Apple may well have scored a big win against Samsung last week in the patent battle between the two tech giants, but it’s not all going the Cupertino company’s way.
In a Tokyo court on Friday, a judge dismissed Apple’s claim that Samsung had infringed on a patent relating to the synching of music and video data with servers.
Tokyo District Judge Tamotsu Shoji told the court it was “hard to believe the products belong to the range of technologies of the claimant.” Apple was ordered to pay the costs of the lawsuit following the court’s decision.
In a statement given in response to the ruling, Samsung said, “We welcome the court’s decision, which confirmed our long-held position that our products do not infringe Apple’s intellectual property.”
Friday’s decision comes exactly a week after a California court ordered Samsung to pay Apple just over $1 billion dollars in damages after a jury ruled the Korean firm had violated a number of Apple patents related to its mobile devices. The Korean firm now faces the prospect of having eight of its smartphones banned from sale in the US, with a hearing set to take place on December 6.
After last week’s decision, Samsung shares slumped 7.5 percent, wiping $12 billion dollars off the firm’s market value.
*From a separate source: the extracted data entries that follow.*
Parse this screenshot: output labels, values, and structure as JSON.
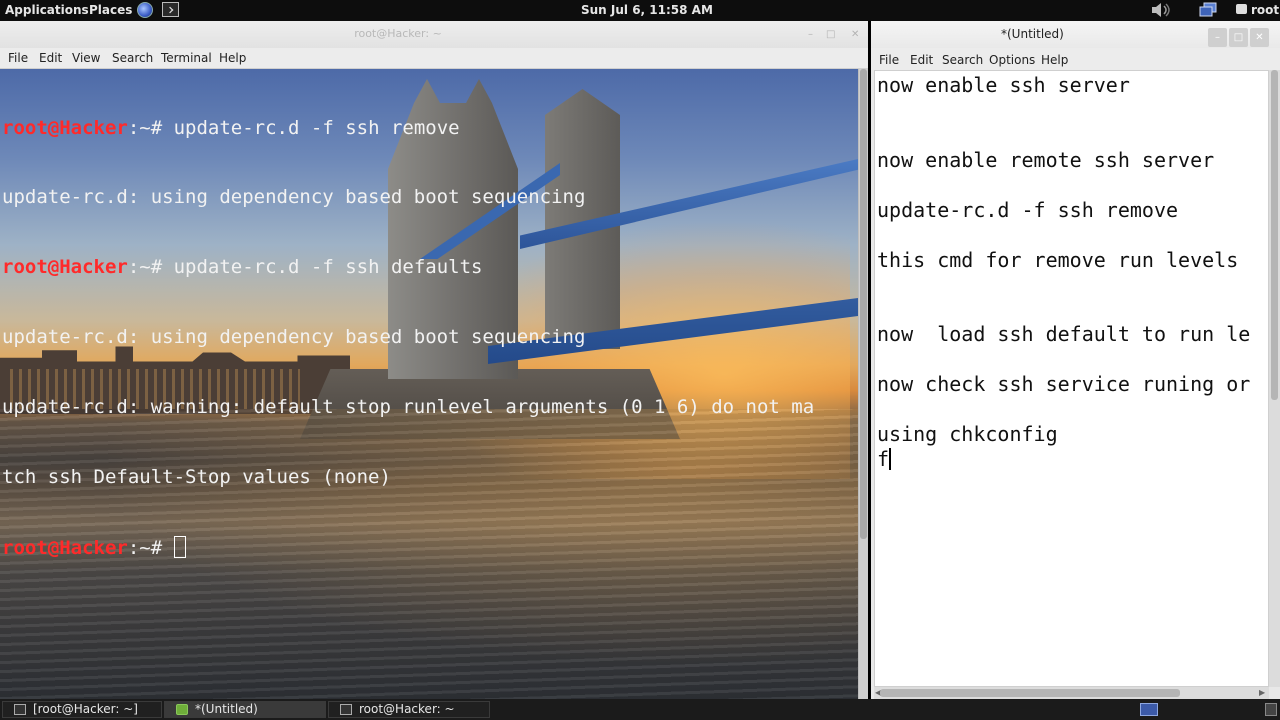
{
  "top_panel": {
    "applications": "Applications",
    "places": "Places",
    "clock": "Sun Jul  6, 11:58 AM",
    "user": "root"
  },
  "terminal": {
    "title": "root@Hacker: ~",
    "menu": [
      "File",
      "Edit",
      "View",
      "Search",
      "Terminal",
      "Help"
    ],
    "lines": [
      {
        "user": "root@Hacker",
        "path": ":~# ",
        "cmd": "update-rc.d -f ssh remove"
      },
      {
        "text": "update-rc.d: using dependency based boot sequencing"
      },
      {
        "user": "root@Hacker",
        "path": ":~# ",
        "cmd": "update-rc.d -f ssh defaults"
      },
      {
        "text": "update-rc.d: using dependency based boot sequencing"
      },
      {
        "text": "update-rc.d: warning: default stop runlevel arguments (0 1 6) do not ma"
      },
      {
        "text": "tch ssh Default-Stop values (none)"
      },
      {
        "user": "root@Hacker",
        "path": ":~# ",
        "cmd": ""
      }
    ]
  },
  "gedit": {
    "title": "*(Untitled)",
    "menu": [
      "File",
      "Edit",
      "Search",
      "Options",
      "Help"
    ],
    "lines": [
      "now enable ssh server",
      "now enable remote ssh server",
      "update-rc.d -f ssh remove",
      "this cmd for remove run levels",
      "now  load ssh default to run le",
      "now check ssh service runing or",
      "using chkconfig",
      "f"
    ]
  },
  "taskbar": {
    "tasks": [
      "[root@Hacker: ~]",
      "*(Untitled)",
      "root@Hacker: ~"
    ]
  }
}
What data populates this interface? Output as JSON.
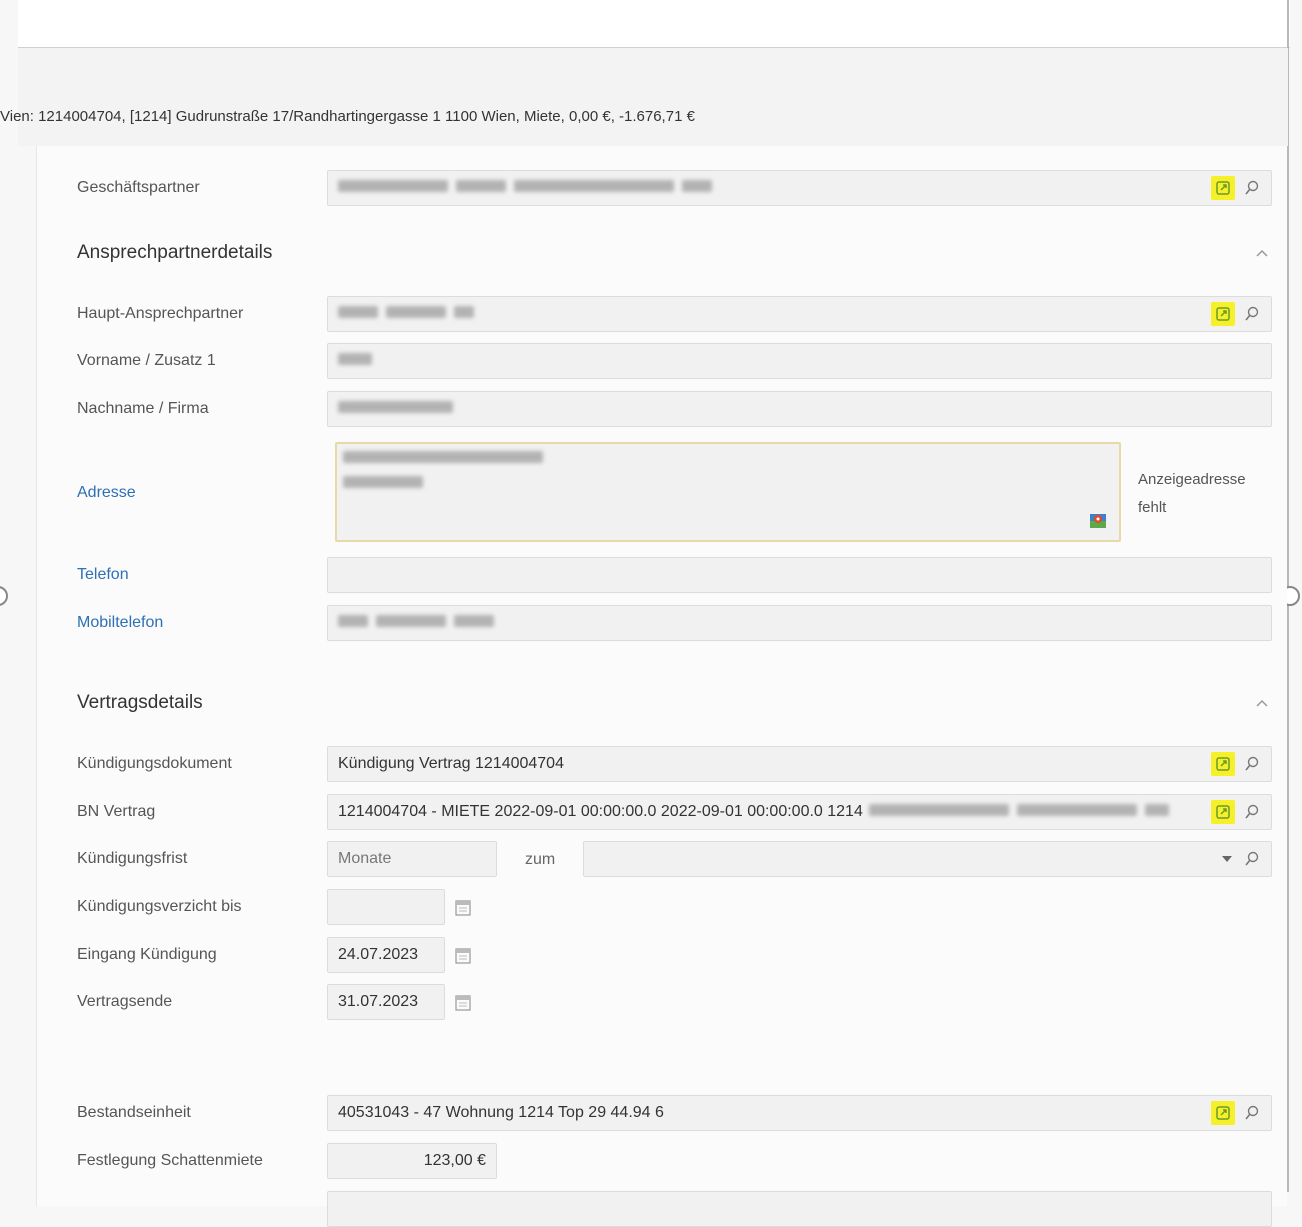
{
  "context_line": "Vien: 1214004704, [1214] Gudrunstraße 17/Randhartingergasse 1 1100 Wien, Miete, 0,00 €, -1.676,71 €",
  "fields": {
    "geschaeftspartner": {
      "label": "Geschäftspartner"
    },
    "haupt_ansprechpartner": {
      "label": "Haupt-Ansprechpartner"
    },
    "vorname": {
      "label": "Vorname / Zusatz 1"
    },
    "nachname": {
      "label": "Nachname / Firma"
    },
    "adresse": {
      "label": "Adresse",
      "note": "Anzeigeadresse fehlt"
    },
    "telefon": {
      "label": "Telefon"
    },
    "mobiltelefon": {
      "label": "Mobiltelefon"
    },
    "kuendigungsdokument": {
      "label": "Kündigungsdokument",
      "value": "Kündigung Vertrag 1214004704"
    },
    "bn_vertrag": {
      "label": "BN Vertrag",
      "value": "1214004704 - MIETE 2022-09-01 00:00:00.0 2022-09-01 00:00:00.0 1214"
    },
    "kuendigungsfrist": {
      "label": "Kündigungsfrist",
      "placeholder": "Monate",
      "zum_label": "zum"
    },
    "kuendigungsverzicht": {
      "label": "Kündigungsverzicht bis",
      "value": ""
    },
    "eingang_kuendigung": {
      "label": "Eingang Kündigung",
      "value": "24.07.2023"
    },
    "vertragsende": {
      "label": "Vertragsende",
      "value": "31.07.2023"
    },
    "bestandseinheit": {
      "label": "Bestandseinheit",
      "value": "40531043 - 47 Wohnung 1214 Top 29 44.94 6"
    },
    "schattenmiete": {
      "label": "Festlegung Schattenmiete",
      "value": "123,00 €"
    }
  },
  "sections": {
    "ansprechpartner": "Ansprechpartnerdetails",
    "vertrag": "Vertragsdetails"
  },
  "colors": {
    "highlight": "#f6f02a",
    "link": "#2e6fb5"
  },
  "icons": [
    "external-link-icon",
    "search-icon",
    "calendar-icon",
    "map-icon",
    "chevron-up-icon",
    "dropdown-arrow-icon"
  ]
}
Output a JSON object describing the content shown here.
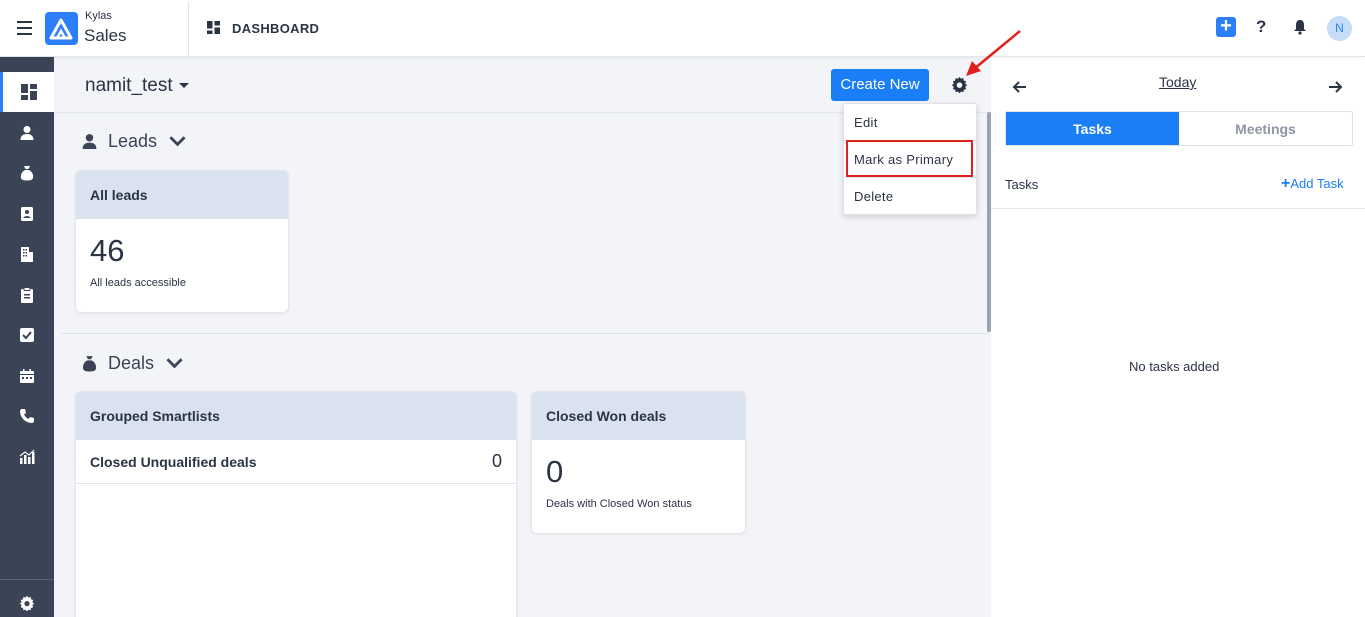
{
  "topbar": {
    "brand_top": "Kylas",
    "brand_bottom": "Sales",
    "page_label": "DASHBOARD",
    "avatar_initial": "N"
  },
  "main": {
    "board_name": "namit_test",
    "create_new_label": "Create New",
    "leads": {
      "title": "Leads",
      "cards": [
        {
          "title": "All leads",
          "value": "46",
          "subtitle": "All leads accessible"
        }
      ]
    },
    "deals": {
      "title": "Deals",
      "grouped": {
        "title": "Grouped Smartlists",
        "rows": [
          {
            "label": "Closed Unqualified deals",
            "count": "0"
          }
        ]
      },
      "won": {
        "title": "Closed Won deals",
        "value": "0",
        "subtitle": "Deals with Closed Won status"
      }
    }
  },
  "dropdown": {
    "items": [
      "Edit",
      "Mark as Primary",
      "Delete"
    ],
    "highlighted": "Mark as Primary"
  },
  "right_panel": {
    "date_label": "Today",
    "tabs": [
      "Tasks",
      "Meetings"
    ],
    "active_tab": "Tasks",
    "section_label": "Tasks",
    "add_label": "Add Task",
    "empty_text": "No tasks added"
  },
  "colors": {
    "accent": "#1a7ef7",
    "sidebar": "#3a4456",
    "card_header": "#d9e2ee",
    "highlight": "#e01f1f"
  }
}
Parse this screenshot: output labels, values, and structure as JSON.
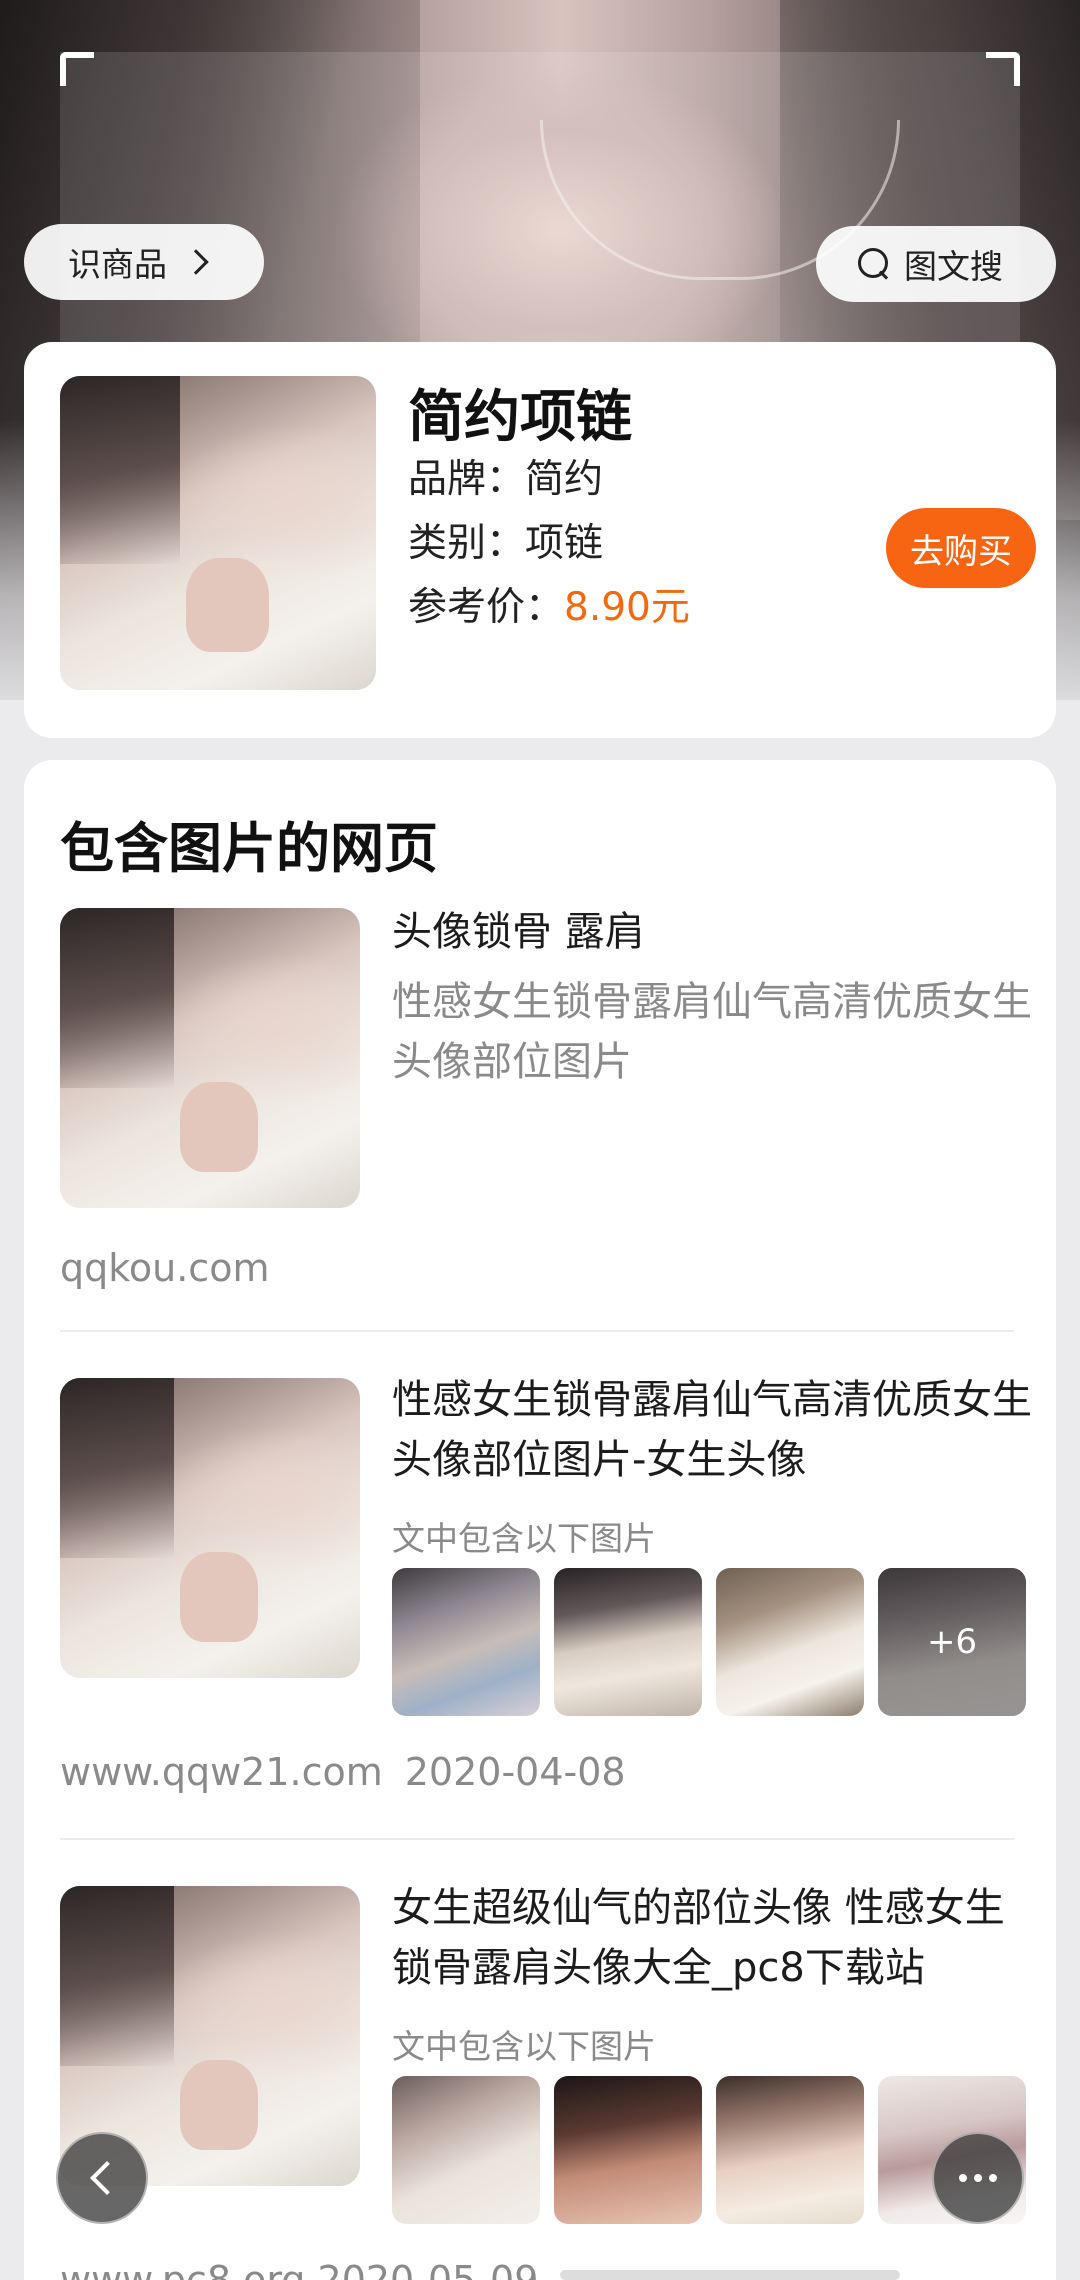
{
  "top_bar": {
    "identify_label": "识商品",
    "search_label": "图文搜"
  },
  "product": {
    "title": "简约项链",
    "brand_label": "品牌：",
    "brand_value": "简约",
    "category_label": "类别：",
    "category_value": "项链",
    "price_label": "参考价：",
    "price_value": "8.90元",
    "buy_label": "去购买",
    "accent_color": "#F86512"
  },
  "pages": {
    "section_title": "包含图片的网页",
    "results": [
      {
        "title": "头像锁骨 露肩",
        "subtitle": "性感女生锁骨露肩仙气高清优质女生头像部位图片",
        "source": "qqkou.com",
        "date": ""
      },
      {
        "title": "性感女生锁骨露肩仙气高清优质女生头像部位图片-女生头像",
        "note": "文中包含以下图片",
        "more_count": "+6",
        "source": "www.qqw21.com",
        "date": "2020-04-08"
      },
      {
        "title": "女生超级仙气的部位头像 性感女生锁骨露肩头像大全_pc8下载站",
        "note": "文中包含以下图片",
        "source": "www.pc8.org",
        "date": "2020-05-09"
      }
    ]
  },
  "icons": {
    "search": "search-icon",
    "chevron_right": "chevron-right-icon",
    "back": "chevron-left-icon",
    "more": "more-horizontal-icon"
  }
}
Courts around the world are dealing with a number of patent violation cases where Apple and Samsung are accusing one another of infringement regarding various aspects of their respective mobile offerings.
In another case last week – this time in South Korea – a Seoul court ruled that Apple and Samsung had violated each other’s patents, resulting in the judge slapping a national sales ban on a number of products made by both companies. Besides the sales bans, the court ordered Apple to pay 40 million won ($35,500), and Samsung 25 million won ($22,000). Such sums pale into insignificance when compared to the billion dollar fine that Samsung has to pay to Apple in the US.
Still, Samsung can take at least a crumb of comfort from the fact that not all court decisions in its various patent infringement battles with Apple are going against it.